TECTONICS AND STRATIGRAPHY OF THE JURASSIC-CRETACEOUS CUBA-BAHAMAS SEDIMENTARY PROVINCE: A RECORD OF RIFTING, RESTRICTED EVAPORITE TO MARINE BASIN, CARBONATE PLATFORMS AND TECTONIC INVERSION


CREVELLO, Paul D., Discovery Petroleum Ltd, P.O. Box 671, Boulder, CO 80306 and BURNS, Alan R., *deceased, Perth, Australia, crevello@discoverypetroleumltd.com

The Jurassic-Cretaceous stratigraphy of the northern margin of Cuba and the southern Bahamas records late-stage breakup of Pangea during the early Jurassic opening of the North Atlantic and later inversion during collision of the Caribbean tectonic plate. Rifting along the US Atlantic East Coast extended through the Bahamas, Cuba and into the Takatu rift of Guyana and Brazil prior to separation of North and South America. Rifting occurred in the Santaren and Old Bahamas Channels in the southern Bahamas and northern Cuba, where onshore Cuba are reported Middle Jurassic continental strata.
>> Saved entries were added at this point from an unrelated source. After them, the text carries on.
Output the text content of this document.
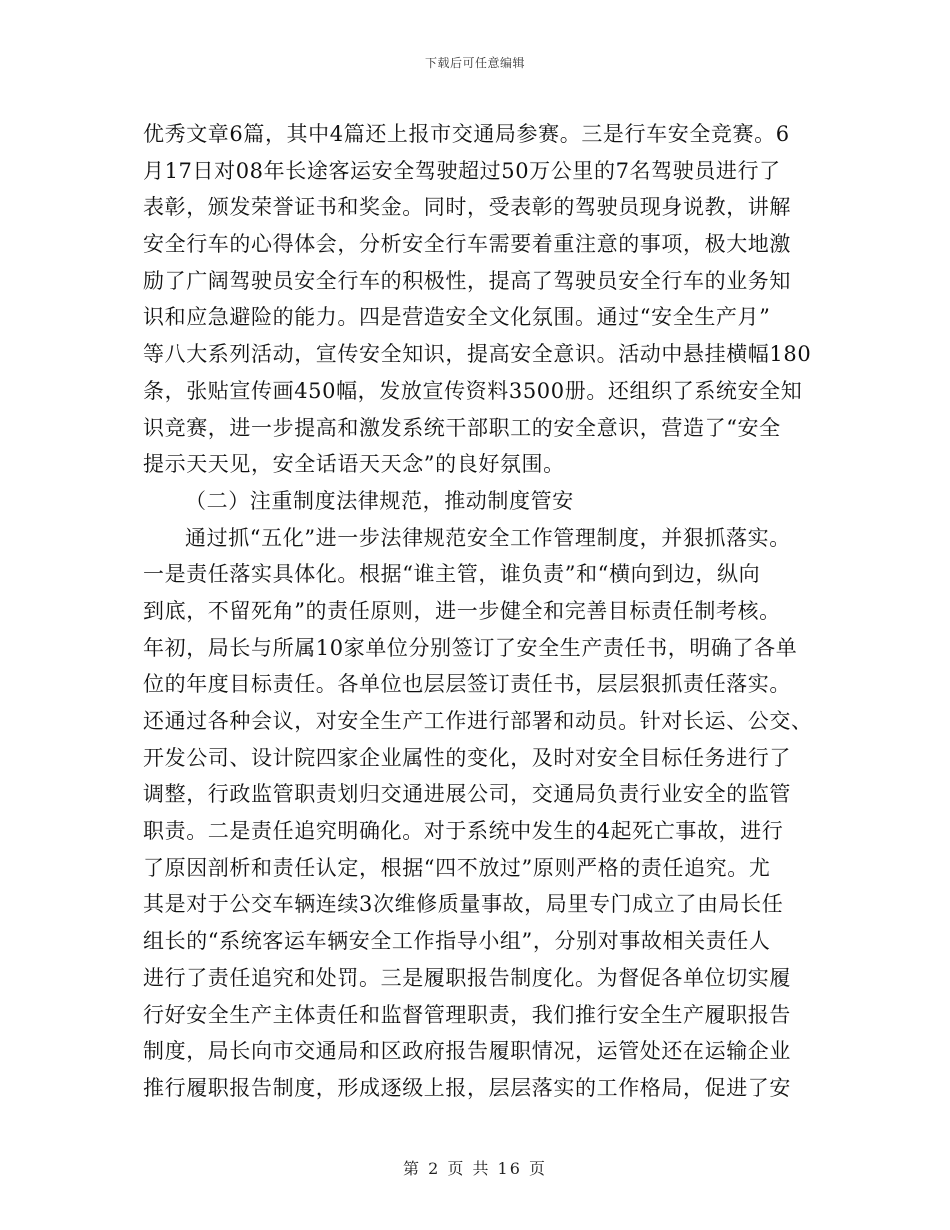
下载后可任意编辑
优秀文章6篇，其中4篇还上报市交通局参赛。三是行车安全竞赛。6
月17日对08年长途客运安全驾驶超过50万公里的7名驾驶员进行了
表彰，颁发荣誉证书和奖金。同时，受表彰的驾驶员现身说教，讲解
安全行车的心得体会，分析安全行车需要着重注意的事项，极大地激
励了广阔驾驶员安全行车的积极性，提高了驾驶员安全行车的业务知
识和应急避险的能力。四是营造安全文化氛围。通过“安全生产月”
等八大系列活动，宣传安全知识，提高安全意识。活动中悬挂横幅180
条，张贴宣传画450幅，发放宣传资料3500册。还组织了系统安全知
识竞赛，进一步提高和激发系统干部职工的安全意识，营造了“安全
提示天天见，安全话语天天念”的良好氛围。
（二）注重制度法律规范，推动制度管安
通过抓“五化”进一步法律规范安全工作管理制度，并狠抓落实。
一是责任落实具体化。根据“谁主管，谁负责”和“横向到边，纵向
到底，不留死角”的责任原则，进一步健全和完善目标责任制考核。
年初，局长与所属10家单位分别签订了安全生产责任书，明确了各单
位的年度目标责任。各单位也层层签订责任书，层层狠抓责任落实。
还通过各种会议，对安全生产工作进行部署和动员。针对长运、公交、
开发公司、设计院四家企业属性的变化，及时对安全目标任务进行了
调整，行政监管职责划归交通进展公司，交通局负责行业安全的监管
职责。二是责任追究明确化。对于系统中发生的4起死亡事故，进行
了原因剖析和责任认定，根据“四不放过”原则严格的责任追究。尤
其是对于公交车辆连续3次维修质量事故，局里专门成立了由局长任
组长的“系统客运车辆安全工作指导小组”，分别对事故相关责任人
进行了责任追究和处罚。三是履职报告制度化。为督促各单位切实履
行好安全生产主体责任和监督管理职责，我们推行安全生产履职报告
制度，局长向市交通局和区政府报告履职情况，运管处还在运输企业
推行履职报告制度，形成逐级上报，层层落实的工作格局，促进了安
第 2 页 共 16 页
With the opening of the Gulf of Mexico (GoM) during the Oxfordian, Cuba formed the southern extension of a carbonate mega-bank platform system.
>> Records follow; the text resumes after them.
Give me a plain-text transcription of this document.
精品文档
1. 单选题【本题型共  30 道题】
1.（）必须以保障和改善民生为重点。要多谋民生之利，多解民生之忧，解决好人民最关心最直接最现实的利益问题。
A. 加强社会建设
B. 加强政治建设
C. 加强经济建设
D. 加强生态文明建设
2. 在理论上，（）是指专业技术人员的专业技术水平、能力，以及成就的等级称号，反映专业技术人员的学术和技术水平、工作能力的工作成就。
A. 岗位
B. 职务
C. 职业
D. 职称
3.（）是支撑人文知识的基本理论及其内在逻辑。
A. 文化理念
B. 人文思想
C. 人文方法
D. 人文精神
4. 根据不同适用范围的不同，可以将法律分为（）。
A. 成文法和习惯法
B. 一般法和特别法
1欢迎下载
The Santaren Basin is a deep basin, likely >60,000 ft, made up of high-reflectivity horizons of ‘basinal’ Jurassic carbonate- evaporite marine strata, which in core are base-level deepening cycles sitting seaward of the reef margin. Reefs rimmed the basin and in places set-up on rift-shoulder fault blocks. Platform top and interior strata consist of base-level cycles of oolitic sands, restricted marine mud-supported sediments and subaqueous evaporites.

The reef-rimmed platform is best defined along the eastern margin of the Santaren Basin and along the Great Bahama Bank as a southward-facing margin fronting the evaporite-marine basin. A north-facing carbonate platform developed onshore Cuba and extended northward along the western margin of the basin onto Cay Sal Bank. The north-facing Cuban platform crops out in onshore Cuba. These opposing platform margins (Cuba and southern Bahamas) faced each other and were only separated by a restricted evaporitic-marine basin filled with alternating anhydrite, salt and carbonate strata.

The reef-rimming margins continued into the Late Cretaceous when eustatic sea-level rise resulted in margins drowning or migrating’ landward’ (backstepping). Late Cretaceous platforms aggraded and over-steepened. Along the southern Cuban platform, the platforms remained drowned prior to plate collision and overthrusting. Seismically defined scalloped margins indicated collapse and mass-wasting near the terminus of the Late Cretaceous and plate boundary collision (Late Paleocene).